Shaw’s Lost African American Cemetery

An Introduction

​​Established in the early 19th century in the Shaw neighborhood, the Harmoneon was the first major cemetery created by and for African Americans in Washington, DC. After being relocated to Northeast Washington in the second half of the 19th century, it would become the Columbian Harmony Cemetery, one of the capital’s most important and historic African American burial grounds — and the final resting place of thousands of prominent black Washingtonians.

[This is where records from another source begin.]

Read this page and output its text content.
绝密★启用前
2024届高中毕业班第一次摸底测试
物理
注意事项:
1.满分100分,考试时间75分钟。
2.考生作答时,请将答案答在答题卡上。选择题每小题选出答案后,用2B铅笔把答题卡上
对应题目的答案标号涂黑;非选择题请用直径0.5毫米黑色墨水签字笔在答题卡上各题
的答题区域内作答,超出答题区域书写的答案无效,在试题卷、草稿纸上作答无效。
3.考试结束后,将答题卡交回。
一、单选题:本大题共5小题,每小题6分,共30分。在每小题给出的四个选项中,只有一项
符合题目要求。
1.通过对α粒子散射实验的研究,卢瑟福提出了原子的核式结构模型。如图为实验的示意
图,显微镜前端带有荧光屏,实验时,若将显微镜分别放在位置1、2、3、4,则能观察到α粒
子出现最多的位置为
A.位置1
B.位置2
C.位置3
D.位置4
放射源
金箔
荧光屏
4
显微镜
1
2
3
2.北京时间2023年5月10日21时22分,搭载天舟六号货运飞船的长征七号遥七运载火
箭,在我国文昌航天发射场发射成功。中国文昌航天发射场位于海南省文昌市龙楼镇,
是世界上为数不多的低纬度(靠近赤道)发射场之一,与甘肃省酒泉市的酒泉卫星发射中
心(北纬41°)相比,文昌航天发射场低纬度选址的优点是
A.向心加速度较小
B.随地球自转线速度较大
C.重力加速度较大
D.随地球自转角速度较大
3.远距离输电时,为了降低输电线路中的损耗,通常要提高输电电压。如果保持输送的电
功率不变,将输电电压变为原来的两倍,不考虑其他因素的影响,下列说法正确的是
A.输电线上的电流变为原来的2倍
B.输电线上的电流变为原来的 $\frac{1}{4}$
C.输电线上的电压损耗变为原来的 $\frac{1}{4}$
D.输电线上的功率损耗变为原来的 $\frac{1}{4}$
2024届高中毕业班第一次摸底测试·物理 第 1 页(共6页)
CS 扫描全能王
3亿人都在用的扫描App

In the mid-20th century, the Columbian Harmony Cemetery land was sold and cleared for commercial development, part of a pattern of destruction and erasure of African American cemeteries across the United States. In the 21st century, the history of Columbian Harmony Cemetery dramatically reemerged when coffins were uncovered during excavation for a development project, and some of the cemetery’s headstones and funeral monuments — thought to have been lost forever — were found along the banks of the Potomac River.

Map of Washington City, District of Columbia, A. Boschke, 1857: Detail Showing the Harmoneon (African Cemetery). Library of Congress Geography and Map Division.

Current efforts to tell the story of the Harmoneon and its successor cemeteries are part of a nationwide movement to reclaim and honor the historic burial grounds of African Americans, both free and enslaved, that have been lost or desecrated throughout American history.